At Williamson, Friedberg & Jones, LLC, we assist individuals with respect to estate planning. One of the most important documents a person should have as part of an estate plan is a Power-of-Attorney form.
What is a Power-of-Attorney form? It is a legal document where a person (the “Principal”) grants legal authority to another person (“the agent” ) to perform certain acts on behalf of that person.
Why should a person have a Power-of-Attorney form as part of an estate plan?
- Disability – If you become disabled and cannot handle your financial affairs, then someone needs the legal authority to act on your behalf. A Power-of-Attorney form allows you to select the person who has the legal authority to act for you if you become disabled. If you become disabled and do not have a Power-of-Attorney form, then your family may be required to file a guardianship petition in the Orphans’ Court of your county courthouse. This court proceeding is expensive, and the court may appoint someone that you would not have chosen to handle your affairs.
- Convenience – If you are unavailable to handle a financial transaction, then your Agent can sign legal paperwork on your behalf.

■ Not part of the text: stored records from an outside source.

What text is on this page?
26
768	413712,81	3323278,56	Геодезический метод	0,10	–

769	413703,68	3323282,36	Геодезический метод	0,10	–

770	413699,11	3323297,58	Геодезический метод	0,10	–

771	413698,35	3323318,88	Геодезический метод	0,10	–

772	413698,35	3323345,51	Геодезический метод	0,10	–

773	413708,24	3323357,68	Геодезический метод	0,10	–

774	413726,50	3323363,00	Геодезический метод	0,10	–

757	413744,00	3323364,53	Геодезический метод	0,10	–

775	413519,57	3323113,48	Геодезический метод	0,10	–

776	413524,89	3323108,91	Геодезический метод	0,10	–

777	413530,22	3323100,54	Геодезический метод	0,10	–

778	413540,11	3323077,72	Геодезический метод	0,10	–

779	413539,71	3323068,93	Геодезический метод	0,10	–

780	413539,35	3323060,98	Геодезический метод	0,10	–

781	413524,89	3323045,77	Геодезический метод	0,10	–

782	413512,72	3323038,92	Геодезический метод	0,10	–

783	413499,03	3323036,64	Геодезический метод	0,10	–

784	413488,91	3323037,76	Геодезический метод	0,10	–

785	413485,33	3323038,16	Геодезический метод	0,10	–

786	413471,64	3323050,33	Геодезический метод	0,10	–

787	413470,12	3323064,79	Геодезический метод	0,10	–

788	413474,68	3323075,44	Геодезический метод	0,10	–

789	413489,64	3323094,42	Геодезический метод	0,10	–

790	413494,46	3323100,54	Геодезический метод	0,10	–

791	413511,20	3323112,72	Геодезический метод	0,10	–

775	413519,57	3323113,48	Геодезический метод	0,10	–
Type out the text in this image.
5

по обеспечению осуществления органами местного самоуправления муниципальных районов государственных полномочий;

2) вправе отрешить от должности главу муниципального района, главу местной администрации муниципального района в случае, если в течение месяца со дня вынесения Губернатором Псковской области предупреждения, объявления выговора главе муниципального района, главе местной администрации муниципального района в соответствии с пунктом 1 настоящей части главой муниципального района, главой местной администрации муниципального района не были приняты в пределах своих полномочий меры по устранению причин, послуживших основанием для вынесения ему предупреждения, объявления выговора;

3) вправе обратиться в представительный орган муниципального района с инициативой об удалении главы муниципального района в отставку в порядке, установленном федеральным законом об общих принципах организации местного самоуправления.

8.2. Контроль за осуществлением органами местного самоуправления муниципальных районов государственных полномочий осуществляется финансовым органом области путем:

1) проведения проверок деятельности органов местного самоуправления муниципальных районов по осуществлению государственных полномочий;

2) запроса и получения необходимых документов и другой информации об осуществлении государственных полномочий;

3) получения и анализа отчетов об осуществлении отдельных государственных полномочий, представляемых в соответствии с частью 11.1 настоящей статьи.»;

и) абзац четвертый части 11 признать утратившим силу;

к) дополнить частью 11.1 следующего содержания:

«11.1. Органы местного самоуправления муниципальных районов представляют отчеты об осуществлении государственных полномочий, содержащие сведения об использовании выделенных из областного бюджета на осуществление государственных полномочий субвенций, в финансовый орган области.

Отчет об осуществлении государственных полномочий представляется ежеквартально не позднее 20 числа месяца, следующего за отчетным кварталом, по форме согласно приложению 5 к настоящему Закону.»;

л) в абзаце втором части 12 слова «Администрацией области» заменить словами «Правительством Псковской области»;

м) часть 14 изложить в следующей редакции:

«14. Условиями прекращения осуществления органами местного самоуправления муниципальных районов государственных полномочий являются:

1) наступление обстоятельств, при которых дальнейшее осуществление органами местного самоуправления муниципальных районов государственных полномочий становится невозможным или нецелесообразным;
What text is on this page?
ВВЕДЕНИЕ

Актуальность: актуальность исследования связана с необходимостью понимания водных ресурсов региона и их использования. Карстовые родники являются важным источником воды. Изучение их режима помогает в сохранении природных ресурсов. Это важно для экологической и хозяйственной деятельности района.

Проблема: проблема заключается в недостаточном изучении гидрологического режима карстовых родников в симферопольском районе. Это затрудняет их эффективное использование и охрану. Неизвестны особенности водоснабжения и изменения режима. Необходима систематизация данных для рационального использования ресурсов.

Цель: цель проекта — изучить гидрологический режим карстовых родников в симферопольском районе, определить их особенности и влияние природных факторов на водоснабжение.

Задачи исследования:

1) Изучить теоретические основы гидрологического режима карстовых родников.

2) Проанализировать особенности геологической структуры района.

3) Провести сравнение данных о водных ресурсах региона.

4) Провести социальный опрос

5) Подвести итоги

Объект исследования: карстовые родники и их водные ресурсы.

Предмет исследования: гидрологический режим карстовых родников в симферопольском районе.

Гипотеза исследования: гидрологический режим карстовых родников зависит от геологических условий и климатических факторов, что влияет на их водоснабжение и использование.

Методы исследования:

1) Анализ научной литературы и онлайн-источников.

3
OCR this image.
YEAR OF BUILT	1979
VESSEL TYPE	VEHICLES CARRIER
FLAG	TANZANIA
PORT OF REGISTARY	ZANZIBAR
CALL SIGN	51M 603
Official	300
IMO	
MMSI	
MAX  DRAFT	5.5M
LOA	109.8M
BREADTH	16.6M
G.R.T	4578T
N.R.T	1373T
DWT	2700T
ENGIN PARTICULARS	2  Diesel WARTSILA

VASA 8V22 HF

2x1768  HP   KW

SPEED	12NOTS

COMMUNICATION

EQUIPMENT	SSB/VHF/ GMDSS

- Privacy – Transactions occurring via a durable Power-of-Attorney are kept private assuming that the Agent acts as authorized and in accordance with the Principal’s expectations. If you become disabled and the court appoints a guardian to act for you, then the guardian must file reports with the court documenting the transactions that were performed for you.
- Inexpensive – Executing a Power-of-Attorney form is inexpensive as compared to the alternative guardianship process.